Traditionally, oilseed processers used stacked batch cooking and drying vessels to generate steam heat for these added steps. Alternatively, the Anderson Dox™ (Dry Oilseed Extruder) replaces expensive steam-heated cooking vessels with mechanical energy to more efficiently cook and dry oilseeds ahead of the Expeller.
Regardless of the equipment used upstream, adding heat prepares the oilseed for more efficient pressing by rupturing the cells to release the oil, so it flows more freely through the Expeller.
What is cold pressing?
Cold pressing, by comparison, does not add heat to cook and dry the oilseed before extraction. Instead of using traditional steam vessels or extrusion systems to cook and dry the oilseeds, cold pressing skips these steps by sending raw material straight to the Expeller press.
Since this “cold” material hasn’t been cooked or dried to release the oil from the seeds, the screw press has to work even harder to extract the oil with pressure alone. This calls for more torque to squeeze the oilseeds harder and longer. Some processors achieve this by running multiple presses or multiple passes through the same press, which can be very inefficient. The Anderson Super Duo Expeller® utilizes two presses in a single pass to extract oil more efficiently, making it ideal for cold pressing.

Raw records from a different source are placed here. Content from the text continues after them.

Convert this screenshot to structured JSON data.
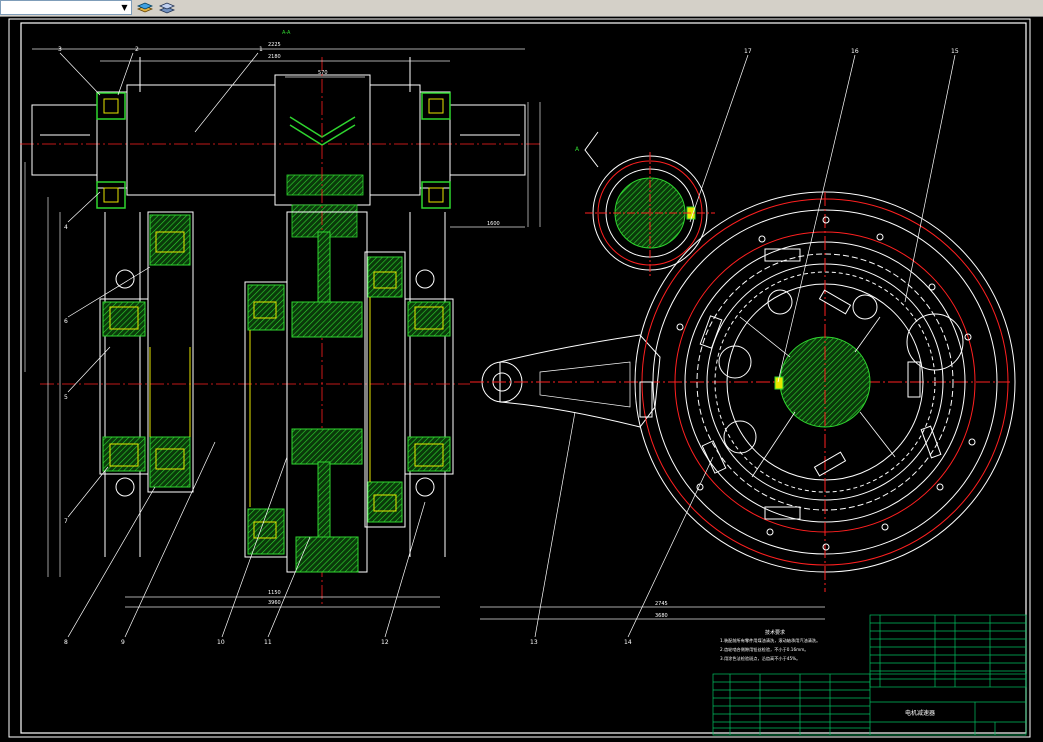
{
  "toolbar": {
    "layer_value": "",
    "buttons": [
      {
        "name": "layer-states-button",
        "icon": "layers-icon"
      },
      {
        "name": "layer-previous-button",
        "icon": "layers-stack-icon"
      }
    ]
  },
  "colors": {
    "background": "#000000",
    "line_white": "#ffffff",
    "center_red": "#ff2020",
    "hatch_green": "#2fd52f",
    "bearing_yellow": "#e6e600",
    "dim_white": "#e0e0e0",
    "table_green": "#00c060"
  },
  "drawing": {
    "dims": {
      "d1": "2225",
      "d2": "2180",
      "d3": "570",
      "d4": "Φ475",
      "d5": "Φ475",
      "d6": "Φ335",
      "d7": "Φ390",
      "d8": "Φ1050",
      "d9": "2125",
      "d10": "823",
      "d11": "1600",
      "d12": "1960",
      "d13": "8275",
      "d14": "7140",
      "d15": "1650",
      "d16": "1300",
      "d17": "Φ1200",
      "d18": "1150",
      "d19": "3960",
      "d20": "2745",
      "d21": "1830",
      "d22": "3680",
      "d23": "75",
      "d24": "520"
    },
    "balloons": [
      "3",
      "2",
      "1",
      "4",
      "6",
      "5",
      "7",
      "8",
      "9",
      "10",
      "11",
      "12",
      "13",
      "14",
      "15",
      "16",
      "17"
    ],
    "section_mark": "A-A",
    "view_label": "A"
  },
  "title_block": {
    "drawing_name": "电机减速器",
    "notes_title": "技术要求",
    "notes": [
      "1.装配前所有零件用煤油清洗，滚动轴承用汽油清洗。",
      "2.齿轮啮合侧隙用铅丝检验，不小于0.16mm。",
      "3.用涂色法检验斑点，沿齿高不小于45%。"
    ]
  }
}
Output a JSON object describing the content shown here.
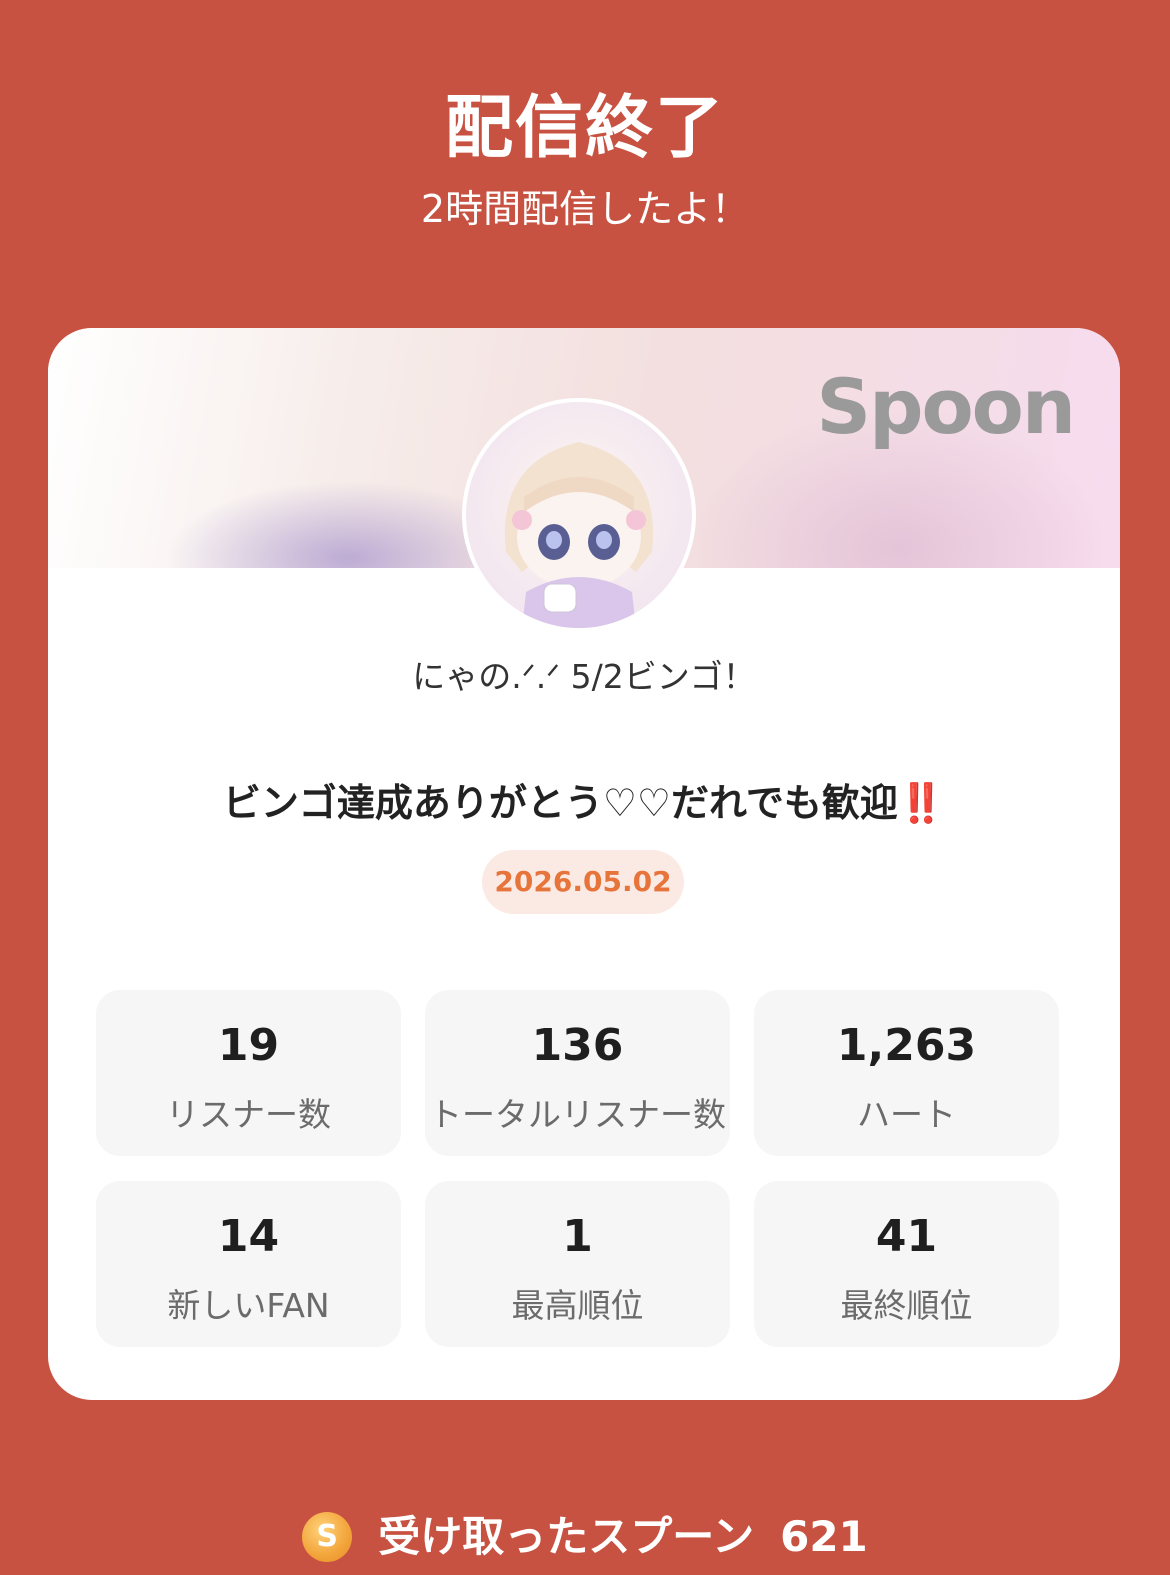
{
  "header": {
    "title": "配信終了",
    "subtitle": "2時間配信したよ！"
  },
  "card": {
    "brand": "Spoon",
    "host_name": "にゃの.ᐟ.ᐟ 5/2ビンゴ！",
    "live_title": "ビンゴ達成ありがとう♡♡だれでも歓迎‼️",
    "date": "2026.05.02",
    "stats": [
      {
        "value": "19",
        "label": "リスナー数"
      },
      {
        "value": "136",
        "label": "トータルリスナー数"
      },
      {
        "value": "1,263",
        "label": "ハート"
      },
      {
        "value": "14",
        "label": "新しいFAN"
      },
      {
        "value": "1",
        "label": "最高順位"
      },
      {
        "value": "41",
        "label": "最終順位"
      }
    ]
  },
  "footer": {
    "coin_icon": "S",
    "label": "受け取ったスプーン",
    "amount": "621"
  },
  "colors": {
    "background": "#c85241",
    "accent_date": "#e6743b",
    "coin": "#f2a43a"
  }
}
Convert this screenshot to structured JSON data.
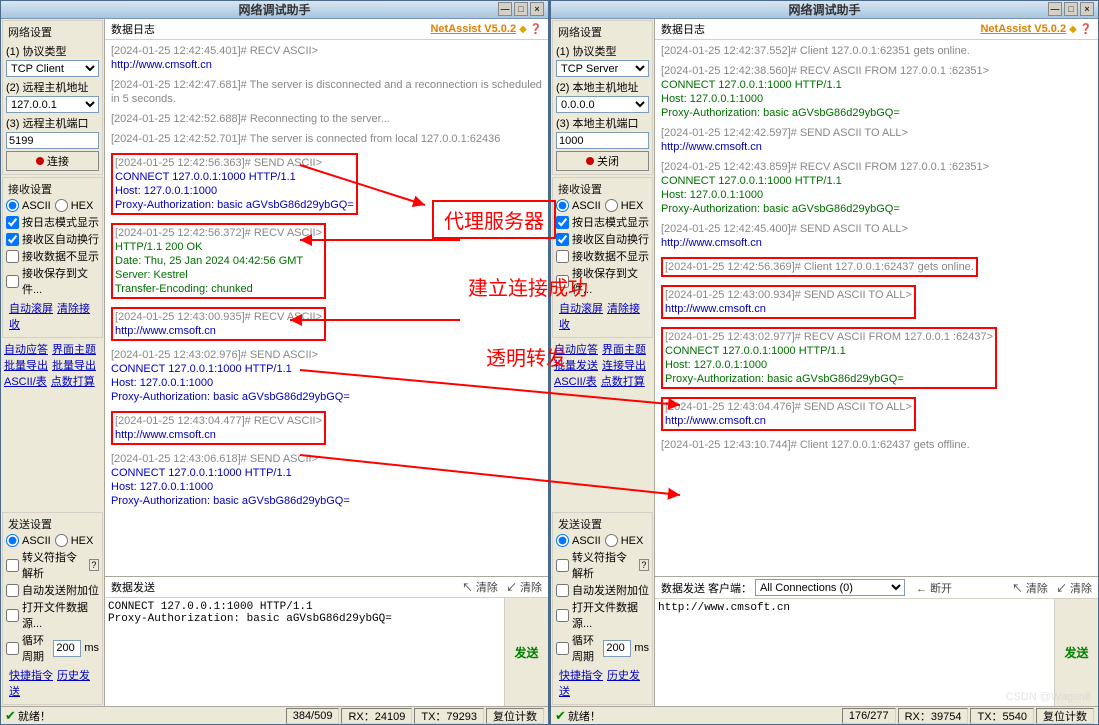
{
  "app_title": "网络调试助手",
  "brand": "NetAssist V5.0.2",
  "left": {
    "net": {
      "title": "网络设置",
      "proto_label": "(1) 协议类型",
      "proto_value": "TCP Client",
      "host_label": "(2) 远程主机地址",
      "host_value": "127.0.0.1",
      "port_label": "(3) 远程主机端口",
      "port_value": "5199",
      "connect_btn": "连接"
    },
    "recv": {
      "title": "接收设置",
      "ascii": "ASCII",
      "hex": "HEX",
      "c1": "按日志模式显示",
      "c2": "接收区自动换行",
      "c3": "接收数据不显示",
      "c4": "接收保存到文件...",
      "link_a": "自动滚屏",
      "link_b": "清除接收"
    },
    "auto": {
      "l1a": "自动应答",
      "l1b": "界面主题",
      "l2a": "批量导出",
      "l2b": "批量导出",
      "l3a": "ASCII/表",
      "l3b": "点数打算"
    },
    "send": {
      "title": "发送设置",
      "ascii": "ASCII",
      "hex": "HEX",
      "c1": "转义符指令解析 ",
      "c2": "自动发送附加位",
      "c3": "打开文件数据源...",
      "loop": "循环周期",
      "loop_val": "200",
      "loop_unit": "ms",
      "link_a": "快捷指令",
      "link_b": "历史发送"
    },
    "log_title": "数据日志",
    "log": [
      {
        "cls": "",
        "lines": [
          [
            "gray",
            "[2024-01-25 12:42:45.401]# RECV ASCII>"
          ],
          [
            "blue",
            "http://www.cmsoft.cn"
          ]
        ]
      },
      {
        "cls": "",
        "lines": [
          [
            "gray",
            "[2024-01-25 12:42:47.681]# The server is disconnected and a reconnection is scheduled in 5 seconds."
          ]
        ]
      },
      {
        "cls": "",
        "lines": [
          [
            "gray",
            "[2024-01-25 12:42:52.688]# Reconnecting to the server..."
          ]
        ]
      },
      {
        "cls": "",
        "lines": [
          [
            "gray",
            "[2024-01-25 12:42:52.701]# The server is connected from local 127.0.0.1:62436"
          ]
        ]
      },
      {
        "cls": "redbox",
        "lines": [
          [
            "gray",
            "[2024-01-25 12:42:56.363]# SEND ASCII>"
          ],
          [
            "blue",
            "CONNECT 127.0.0.1:1000 HTTP/1.1"
          ],
          [
            "blue",
            "Host: 127.0.0.1:1000"
          ],
          [
            "blue",
            "Proxy-Authorization: basic aGVsbG86d29ybGQ="
          ]
        ]
      },
      {
        "cls": "redbox",
        "lines": [
          [
            "gray",
            "[2024-01-25 12:42:56.372]# RECV ASCII>"
          ],
          [
            "green",
            "HTTP/1.1 200 OK"
          ],
          [
            "green",
            "Date: Thu, 25 Jan 2024 04:42:56 GMT"
          ],
          [
            "green",
            "Server: Kestrel"
          ],
          [
            "green",
            "Transfer-Encoding: chunked"
          ]
        ]
      },
      {
        "cls": "redbox",
        "lines": [
          [
            "gray",
            "[2024-01-25 12:43:00.935]# RECV ASCII>"
          ],
          [
            "blue",
            "http://www.cmsoft.cn"
          ]
        ]
      },
      {
        "cls": "",
        "lines": [
          [
            "gray",
            "[2024-01-25 12:43:02.976]# SEND ASCII>"
          ],
          [
            "blue",
            "CONNECT 127.0.0.1:1000 HTTP/1.1"
          ],
          [
            "blue",
            "Host: 127.0.0.1:1000"
          ],
          [
            "blue",
            "Proxy-Authorization: basic aGVsbG86d29ybGQ="
          ]
        ]
      },
      {
        "cls": "redbox",
        "lines": [
          [
            "gray",
            "[2024-01-25 12:43:04.477]# RECV ASCII>"
          ],
          [
            "blue",
            "http://www.cmsoft.cn"
          ]
        ]
      },
      {
        "cls": "",
        "lines": [
          [
            "gray",
            "[2024-01-25 12:43:06.618]# SEND ASCII>"
          ],
          [
            "blue",
            "CONNECT 127.0.0.1:1000 HTTP/1.1"
          ],
          [
            "blue",
            "Host: 127.0.0.1:1000"
          ],
          [
            "blue",
            "Proxy-Authorization: basic aGVsbG86d29ybGQ="
          ]
        ]
      }
    ],
    "send_title": "数据发送",
    "send_clear": "↖ 清除",
    "send_clear2": "↙ 清除",
    "send_text": "CONNECT 127.0.0.1:1000 HTTP/1.1\nProxy-Authorization: basic aGVsbG86d29ybGQ=",
    "send_btn": "发送",
    "status": {
      "ready": "就绪！",
      "cnt": "384/509",
      "rx": "RX：24109",
      "tx": "TX：79293",
      "reset": "复位计数"
    }
  },
  "right": {
    "net": {
      "title": "网络设置",
      "proto_label": "(1) 协议类型",
      "proto_value": "TCP Server",
      "host_label": "(2) 本地主机地址",
      "host_value": "0.0.0.0",
      "port_label": "(3) 本地主机端口",
      "port_value": "1000",
      "close_btn": "关闭"
    },
    "recv": {
      "title": "接收设置",
      "ascii": "ASCII",
      "hex": "HEX",
      "c1": "按日志模式显示",
      "c2": "接收区自动换行",
      "c3": "接收数据不显示",
      "c4": "接收保存到文件...",
      "link_a": "自动滚屏",
      "link_b": "清除接收"
    },
    "auto": {
      "l1a": "自动应答",
      "l1b": "界面主题",
      "l2a": "批量发送",
      "l2b": "连接导出",
      "l3a": "ASCII/表",
      "l3b": "点数打算"
    },
    "send": {
      "title": "发送设置",
      "ascii": "ASCII",
      "hex": "HEX",
      "c1": "转义符指令解析 ",
      "c2": "自动发送附加位",
      "c3": "打开文件数据源...",
      "loop": "循环周期",
      "loop_val": "200",
      "loop_unit": "ms",
      "link_a": "快捷指令",
      "link_b": "历史发送"
    },
    "log_title": "数据日志",
    "log": [
      {
        "cls": "",
        "lines": [
          [
            "gray",
            "[2024-01-25 12:42:37.552]# Client 127.0.0.1:62351 gets online."
          ]
        ]
      },
      {
        "cls": "",
        "lines": [
          [
            "gray",
            "[2024-01-25 12:42:38.560]# RECV ASCII FROM 127.0.0.1 :62351>"
          ],
          [
            "green",
            "CONNECT 127.0.0.1:1000 HTTP/1.1"
          ],
          [
            "green",
            "Host: 127.0.0.1:1000"
          ],
          [
            "green",
            "Proxy-Authorization: basic aGVsbG86d29ybGQ="
          ]
        ]
      },
      {
        "cls": "",
        "lines": [
          [
            "gray",
            "[2024-01-25 12:42:42.597]# SEND ASCII TO ALL>"
          ],
          [
            "blue",
            "http://www.cmsoft.cn"
          ]
        ]
      },
      {
        "cls": "",
        "lines": [
          [
            "gray",
            "[2024-01-25 12:42:43.859]# RECV ASCII FROM 127.0.0.1 :62351>"
          ],
          [
            "green",
            "CONNECT 127.0.0.1:1000 HTTP/1.1"
          ],
          [
            "green",
            "Host: 127.0.0.1:1000"
          ],
          [
            "green",
            "Proxy-Authorization: basic aGVsbG86d29ybGQ="
          ]
        ]
      },
      {
        "cls": "",
        "lines": [
          [
            "gray",
            "[2024-01-25 12:42:45.400]# SEND ASCII TO ALL>"
          ],
          [
            "blue",
            "http://www.cmsoft.cn"
          ]
        ]
      },
      {
        "cls": "redbox",
        "lines": [
          [
            "gray",
            "[2024-01-25 12:42:56.369]# Client 127.0.0.1:62437 gets online."
          ]
        ]
      },
      {
        "cls": "redbox",
        "lines": [
          [
            "gray",
            "[2024-01-25 12:43:00.934]# SEND ASCII TO ALL>"
          ],
          [
            "blue",
            "http://www.cmsoft.cn"
          ]
        ]
      },
      {
        "cls": "redbox",
        "lines": [
          [
            "gray",
            "[2024-01-25 12:43:02.977]# RECV ASCII FROM 127.0.0.1 :62437>"
          ],
          [
            "green",
            "CONNECT 127.0.0.1:1000 HTTP/1.1"
          ],
          [
            "green",
            "Host: 127.0.0.1:1000"
          ],
          [
            "green",
            "Proxy-Authorization: basic aGVsbG86d29ybGQ="
          ]
        ]
      },
      {
        "cls": "redbox",
        "lines": [
          [
            "gray",
            "[2024-01-25 12:43:04.476]# SEND ASCII TO ALL>"
          ],
          [
            "blue",
            "http://www.cmsoft.cn"
          ]
        ]
      },
      {
        "cls": "",
        "lines": [
          [
            "gray",
            "[2024-01-25 12:43:10.744]# Client 127.0.0.1:62437 gets offline."
          ]
        ]
      }
    ],
    "send_title": "数据发送",
    "client_lbl": "客户端：",
    "conn_sel": "All Connections (0)",
    "disconnect": "← 断开",
    "send_clear": "↖ 清除",
    "send_clear2": "↙ 清除",
    "send_text": "http://www.cmsoft.cn",
    "send_btn": "发送",
    "status": {
      "ready": "就绪！",
      "cnt": "176/277",
      "rx": "RX：39754",
      "tx": "TX：5540",
      "reset": "复位计数"
    }
  },
  "annotations": {
    "proxy": "代理服务器",
    "conn_ok": "建立连接成功",
    "transparent": "透明转发"
  },
  "watermark": "CSDN @Wagsn8"
}
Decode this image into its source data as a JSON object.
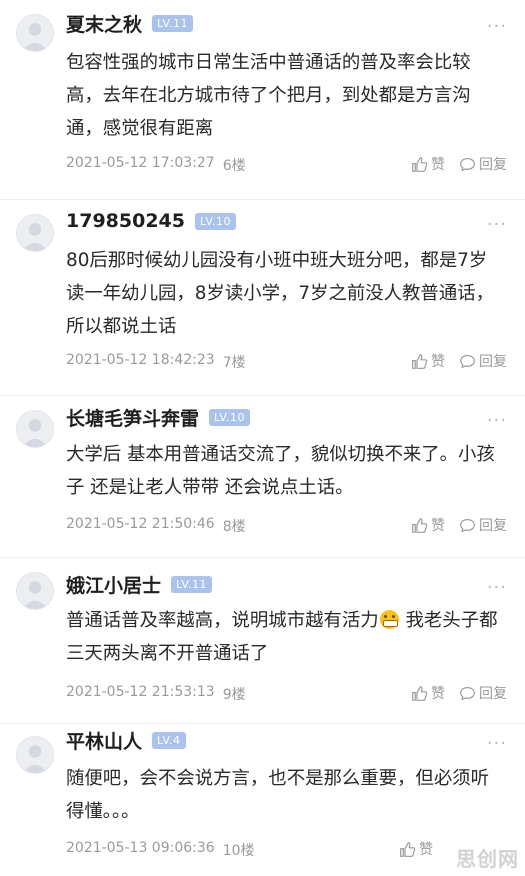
{
  "actions": {
    "like_label": "赞",
    "reply_label": "回复",
    "more_label": "···"
  },
  "comments": [
    {
      "username": "夏末之秋",
      "level": "LV.11",
      "text": "包容性强的城市日常生活中普通话的普及率会比较高，去年在北方城市待了个把月，到处都是方言沟通，感觉很有距离",
      "time": "2021-05-12 17:03:27",
      "floor": "6楼"
    },
    {
      "username": "179850245",
      "level": "LV.10",
      "text": "80后那时候幼儿园没有小班中班大班分吧，都是7岁读一年幼儿园，8岁读小学，7岁之前没人教普通话，所以都说土话",
      "time": "2021-05-12 18:42:23",
      "floor": "7楼"
    },
    {
      "username": "长塘毛笋斗奔雷",
      "level": "LV.10",
      "text": "大学后 基本用普通话交流了，貌似切换不来了。小孩子 还是让老人带带 还会说点土话。",
      "time": "2021-05-12 21:50:46",
      "floor": "8楼"
    },
    {
      "username": "娥江小居士",
      "level": "LV.11",
      "text_before": "普通话普及率越高，说明城市越有活力",
      "emoji": "grinning-face-emoji",
      "text_after": " 我老头子都三天两头离不开普通话了",
      "time": "2021-05-12 21:53:13",
      "floor": "9楼"
    },
    {
      "username": "平林山人",
      "level": "LV.4",
      "text": "随便吧，会不会说方言，也不是那么重要，但必须听得懂。。。",
      "time": "2021-05-13 09:06:36",
      "floor": "10楼"
    }
  ],
  "watermark": "思创网",
  "colors": {
    "level_badge": "#a9c3ec",
    "meta_text": "#9a9a9a",
    "divider": "#eeeeee"
  }
}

But just because there’s no external heat added in cold pressing doesn’t necessarily mean there’s no heat involved. Heat often sneaks into the process early on, to dry the raw oilseed material for storage, and later on, through the form of friction in the press.
Drying Oilseeds for Storage: Keep in mind that whether you’re hot pressing or cold pressing oil, you still need to dry your raw oilseed material for safe storage beforehand. This is different from the drying step we just discussed, which uses heat to dry the cooked material to less than 5% moisture content immediately before extraction in a traditional hot press.
Drying oilseed for storage is a critical first step because if your material isn’t stored at the proper moisture level (below 12%), you risk losing it all to mold, mildew, and bacterial growth before you can even begin processing. Whether you proceed to hot pressing or cold pressing, you’ll always start by drying your material for storage. However, in the case of cold pressing, you won’t add heat to further dry the oilseed again before extraction.
Combating Friction in the Press: As with the original Expeller, the mechanical motion of the screw press naturally creates some frictional heat, even in cold pressing. In fact, with more torque comes even more friction. Cold presses must compensate for this heat by using a water-cooled shaft to keep the press cool during the process. Then, as oil is expelled from the press, it’s pumped through a heat exchanger to instantly drop the temperature of the oil and keep it cool.
Cold-pressed or “virgin” oils often demand a premium price in the market compared to traditional hot pressed oils, which can make cold pressing an attractive option to improve profits.
An expeller press can become a hot press or a cold press, depending on the steps you take upstream before extraction. Equating an expeller with hot pressing isn’t quite accurate because the screw press has nothing to do with the processing temperature. Whether you’re adding heat to cook and dry oilseed for hot pressing, or minimizing heat through cold pressing, you can achieve optimal efficiency for your facility when you have the right equipment for the job.
Now, instead of asking about the differences between expeller pressed versus cold pressed oil, you understand how to compare hot pressing and cold pressing — using an expeller either way to extract the oil trapped inside.